Liputan6.com, Washington D.C. - Survei tahunan Gallup mencatat kenaikan pandangan negatif rakyat Amerika Serikat (AS) terhadap ekonomi China. Persentase orang AS yang menilai ekonomi China sebagai ancaman naik 5 persen.
Dilaporkan South China Morning Post, survei yang diambil pada Februari lalu menunjukkan 46 persen rakyat AS menilah ekonomi China sebagai "ancaman kritis". Angka itu naik dari survei antara tahun 2015 dan 2018 yang di kisaran 40 dan 41 persen.
Advertisement
Baca Juga
Gallup menyebut ini adalah efek dari "setahun meningkatnya perselisihan dagang antara dua negara". Ada pula efek Presiden Donald Trump yang kerap menuduh China memanipulasi mata uang serta mengambil untung dari negaranya.

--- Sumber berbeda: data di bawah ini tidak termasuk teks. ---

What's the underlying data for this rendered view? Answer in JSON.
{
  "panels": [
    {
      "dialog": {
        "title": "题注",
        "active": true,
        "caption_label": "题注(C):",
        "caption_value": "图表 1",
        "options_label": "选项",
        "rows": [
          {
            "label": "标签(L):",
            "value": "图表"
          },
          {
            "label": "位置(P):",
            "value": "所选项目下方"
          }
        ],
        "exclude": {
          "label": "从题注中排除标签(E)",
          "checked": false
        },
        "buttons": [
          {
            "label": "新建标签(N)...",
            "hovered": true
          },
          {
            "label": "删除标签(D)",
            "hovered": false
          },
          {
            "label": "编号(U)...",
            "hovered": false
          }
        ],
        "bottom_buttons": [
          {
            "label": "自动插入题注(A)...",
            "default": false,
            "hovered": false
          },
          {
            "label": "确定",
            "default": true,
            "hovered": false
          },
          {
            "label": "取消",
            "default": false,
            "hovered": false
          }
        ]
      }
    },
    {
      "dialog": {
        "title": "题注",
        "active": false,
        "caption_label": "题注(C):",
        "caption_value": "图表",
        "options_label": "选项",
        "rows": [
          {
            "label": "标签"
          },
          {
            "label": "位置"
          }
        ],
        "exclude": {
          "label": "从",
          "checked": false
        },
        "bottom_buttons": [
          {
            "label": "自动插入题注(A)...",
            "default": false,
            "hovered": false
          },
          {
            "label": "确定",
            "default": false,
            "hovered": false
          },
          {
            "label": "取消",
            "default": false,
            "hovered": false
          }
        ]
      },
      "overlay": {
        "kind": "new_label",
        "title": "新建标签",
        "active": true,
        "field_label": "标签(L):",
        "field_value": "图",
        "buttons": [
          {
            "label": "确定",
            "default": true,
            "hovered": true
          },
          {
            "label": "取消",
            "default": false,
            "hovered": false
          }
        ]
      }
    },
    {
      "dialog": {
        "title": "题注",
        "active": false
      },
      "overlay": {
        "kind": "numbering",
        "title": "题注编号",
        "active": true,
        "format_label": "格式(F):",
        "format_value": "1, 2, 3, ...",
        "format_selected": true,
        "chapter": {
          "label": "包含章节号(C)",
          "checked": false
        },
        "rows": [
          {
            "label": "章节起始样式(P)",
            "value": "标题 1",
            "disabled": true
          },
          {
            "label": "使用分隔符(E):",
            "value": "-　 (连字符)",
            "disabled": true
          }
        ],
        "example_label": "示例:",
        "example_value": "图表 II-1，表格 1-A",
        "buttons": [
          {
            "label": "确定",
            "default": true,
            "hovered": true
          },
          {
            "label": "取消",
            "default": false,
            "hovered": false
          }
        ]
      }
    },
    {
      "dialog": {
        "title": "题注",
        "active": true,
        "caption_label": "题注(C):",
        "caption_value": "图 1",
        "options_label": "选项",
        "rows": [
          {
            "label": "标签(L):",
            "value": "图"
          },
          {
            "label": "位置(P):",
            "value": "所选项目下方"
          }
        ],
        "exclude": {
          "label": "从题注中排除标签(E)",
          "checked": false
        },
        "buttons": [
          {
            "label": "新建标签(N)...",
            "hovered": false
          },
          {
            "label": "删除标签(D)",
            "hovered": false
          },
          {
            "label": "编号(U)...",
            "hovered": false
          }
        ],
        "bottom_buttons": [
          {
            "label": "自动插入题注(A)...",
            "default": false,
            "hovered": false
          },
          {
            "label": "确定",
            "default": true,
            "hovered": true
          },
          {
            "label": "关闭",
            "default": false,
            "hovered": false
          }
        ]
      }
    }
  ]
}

Meski demikian, angka tertinggi ada di tahun 2013 dan 2014 ketika 52 persen orang AS menganggap ekonomi China sebagai ancaman. Ketika itu, ekonomi China memang sedang berekspansi secara cepat.
Secara keseluruhan sudut pandang AS terhadap China berada di titik nadir sejak Gallup melakukan survei tahunan pada tujuh tahun lalu. Kini, hanya 41 persen orang AS yang memandang positif China, turun 12 poin dari tahun lalu.
Perang dagang antara AS dan China sedang masuk tahap negosiasi. Presiden Trump menyebut proses berjalan baik dan berhenti menaikkan tarif, dan China sudah kembali membeli produk kedelai AS.
Negara lain yang dipandang lebih negatif daripada China oleh warga AS adalah Venezuela, Rusia, Iran, dan Korea Utara. Sementara, negara sekutu AS seperti Kanada, Inggris, Jepang, dan Jerman dipandang lebih positif.
Ada Perang Dagang, Ekonomi Indonesia Lebih Aman dibanding Singapura
Perang dagang yang sedang terjadi antara Amerika Serikat (AS) dan China saat ini membuat perekonomian dunia bergejolak. Tidak hanya perekonomian dua negara ini saja, namun ternyata Indonesia pun juga terkena imbasnya.
Hal ini diakui oleh M Chatib Basri, Menteri Keuangan pada masa kabinet Indonesia Bersatu jilid II pada 2013-2014, yang saat ini menjabat sebagai Senior Partner & Co Founder Creco Consulting saat diskusi bidang ekonomi yang diselenggarakan oleh KSEI di Jakarta, Kamis, 14 Maret 2019.
“Negara yang paling berdampak signifikan dari trade war ini tentunya China, dan kalau China kena maka Indonesia maka akan kena juga, namun yang jadi permasalahannya seberapa besarkah dampaknya?” Ujar Chatib di Jakarta.
Dia menilai Indonesia tidak perlu khawatir akan terjadinya perang dagang yang terjadi karena dibandingkan dengan Singapura, negara ini masih terbilang aman.
“Jadi total trade Indonesia terhadap GDP hanya 32 persen, sementara Singapura mencapai 200 persen karena tidak heran kalau Singapura orang-orangnya sangat khawatir akan trade war ini,” jelasnya.
“Begitu ekonomi globalnya collapse maka ekonomi Singapura pasti collapse karena 200 persen dari ekonomi Singapura itu dari trade,” tambah dia.
Tidak hanya itu saja, Chatib pun menambahkan beberapa sektor ekpor Indonesia yang pasti akan terkena dampak dari perang dagang.
Sebanyak 29 persen dari barang yang Indonesia ekspor ke China merupakan intermediate goods yang digunakan untuk mengekspor barang final, dan 40 persen dari ekspor Indonesia ke China adalah coal, kelapa sawit. Untuk itu dua sektor ini lah yang akan berdampak selama perang dagang. “Jadi kalau China slowdown akan ada tekanan pada sektor coal dan kelapa sawit,” tandasnya.
Chatib pun menambahkan bahwa terganggunya dua sektor ini akan berdampak pada harga saham di Indonesia di mana beberapa emiten yang berkaitan pada sektor ini juga akan terasakan dampaknya.